Dominion Women's Enfranchisement Association
- Formation: 1889
- Type: Non-profit association
- Headquarters: Toronto
- Region served: Canada

= Dominion Women's Enfranchisement Association =

The Dominion Women's Enfranchisement Association (DWEA) was an organization founded by Dr. Emily Howard Stowe in 1889 to fight for the right of women to vote.
She was succeeded by her daughter Dr. Augusta Stowe-Gullen as President of the Dominion Women's Enfranchisement Association in 1903. Later the association was renamed the Canadian Suffrage Association in 1906.

==Background==
Dr. Emily Howard Stowe (1831–1903) was the first Canadian woman to practice medicine in Canada. She was not allowed to study medicine in Canada, so she moved to the United States and obtained a degree in homeopathic medicine from the New York Medical College for Women in 1867 and that year opened her homeopathy practice in Toronto. It was not until 1880 that she was granted a licence to practice medicine.
In 1877 Stowe was one of the founders of the Toronto Women's Literary Guild, which managed to obtain access to some higher education for women and improve women's working conditions. The Guild was renamed the Canadian Women's Suffrage Association in 1883, with Jessie (McEwen) Turnbull as its first president.

==Foundation==

In 1888 Stowe attended an international suffragette conference in Washington, D.C., United States. Fired with determination to bring new life to the movement, she founded the Dominion Women's Enfranchisement Association (DWEA) in 1889. The DWEA was among a number of Women's organizations founded around this time and run by exceptionally capable women, others being the Women's Art Association of Canada, National Council of Women of Canada, Imperial Order Daughters of the Empire (IODE), the Young Women's Christian Association (YWCA), Girls' Friendly Society of Canada, Women's Institutes and Woman's Christian Temperance Union (WCTU).

==History==

Stowe was the first president of the DWEA. She held office from 1889 until her death in 1903.
Within a year of its foundation branches began to appear in different towns of Ontario.
On 12–13 June 1890 the DWEA held a convention in Toronto attended by more than 100 women.
Speakers included Dr. Emily Stowe and the Reverend Anna Howard Shaw, M.D. of the United States.
Kathleen Blake Coleman of the Mail invited comment from her readers. She quoted one from "Pollie" at length,

Giving women the ballot would not fail to have a beneficial effect on the future of Canada. If woman's indirect influence has in most cases been on the side of good, how much more her direct influence will be felt when she had a voice in making the laws of her country. She will then see to it that we have laws to amend the purity and happiness of her home ... Canadian future statesmen,—by having less temptation to contend with, would become more intelligent, for believe me, Kit, one half the men—politically speaking—are densely ignorant.

In 1890 the DWEA sponsored a suffrage bill, but without success.
At this stage the suffragettes were simply claiming the right to vote since they paid taxes and could bring new ideas to politics.
Otherwise, they were not asking for full equality of the sexes.
Most believed that the woman's place was in the home, but did not think this was incompatible with voting.
In 1893 the DWEA was one of the first national organizations to federate with the National Council of Women of Canada.
Emily Stowe and Emily Willoughby Cummings of the Anglican Women's Auxiliary were two of the organizers of the founding meeting of the National Council, held in the Horticultural Pavilion in Toronto on 27 October 1893. About 1,500 women attended, and some men.

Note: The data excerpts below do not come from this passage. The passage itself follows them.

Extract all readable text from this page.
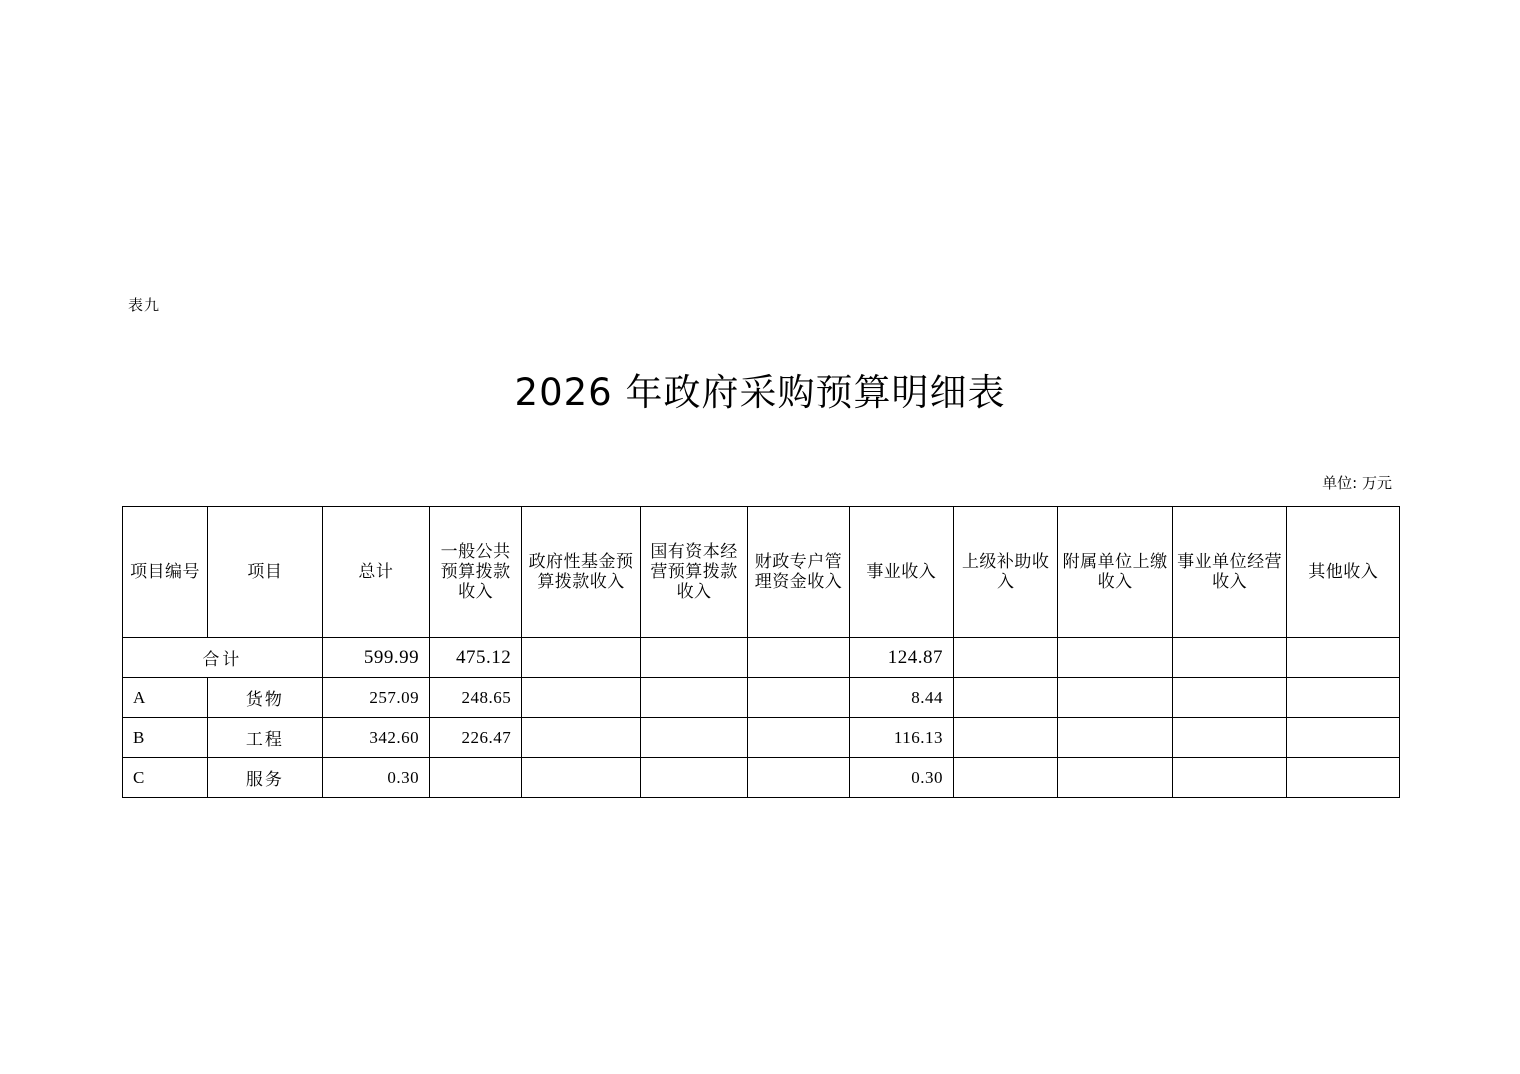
表九
2026 年政府采购预算明细表
单位: 万元
项目编号	项目	总计	一般公共预算拨款收入	政府性基金预算拨款收入	国有资本经营预算拨款收入	财政专户管理资金收入	事业收入	上级补助收入	附属单位上缴收入	事业单位经营收入	其他收入
合计		599.99	475.12				124.87				
A	货物	257.09	248.65				8.44				
B	工程	342.60	226.47				116.13				
C	服务	0.30					0.30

Stowe and her daughter Augusta Stowe-Gullen (1857–1943), the first woman to graduate from a Canadian medical school, organized a much publicized "mock parliament".
The debate was staged in 1896.
The women participants debated whether men should be given the vote.
Using the same arguments that men had used against votes for women, they voted against the proposal.
Despite their efforts, the DWEA was not successful in advancing the cause of women's suffrage in Canada at either the Federal or Provincial levels. No bills were introduced between 1893 and 1910 for women's votes, and the conservative National Council of Women of Canada would not give support until 1910.

The Canadian Suffrage Association was founded in 1906.
Augusta Stowe-Gullen became president of this successor organization.
She later became vice-president of the National Council of Women.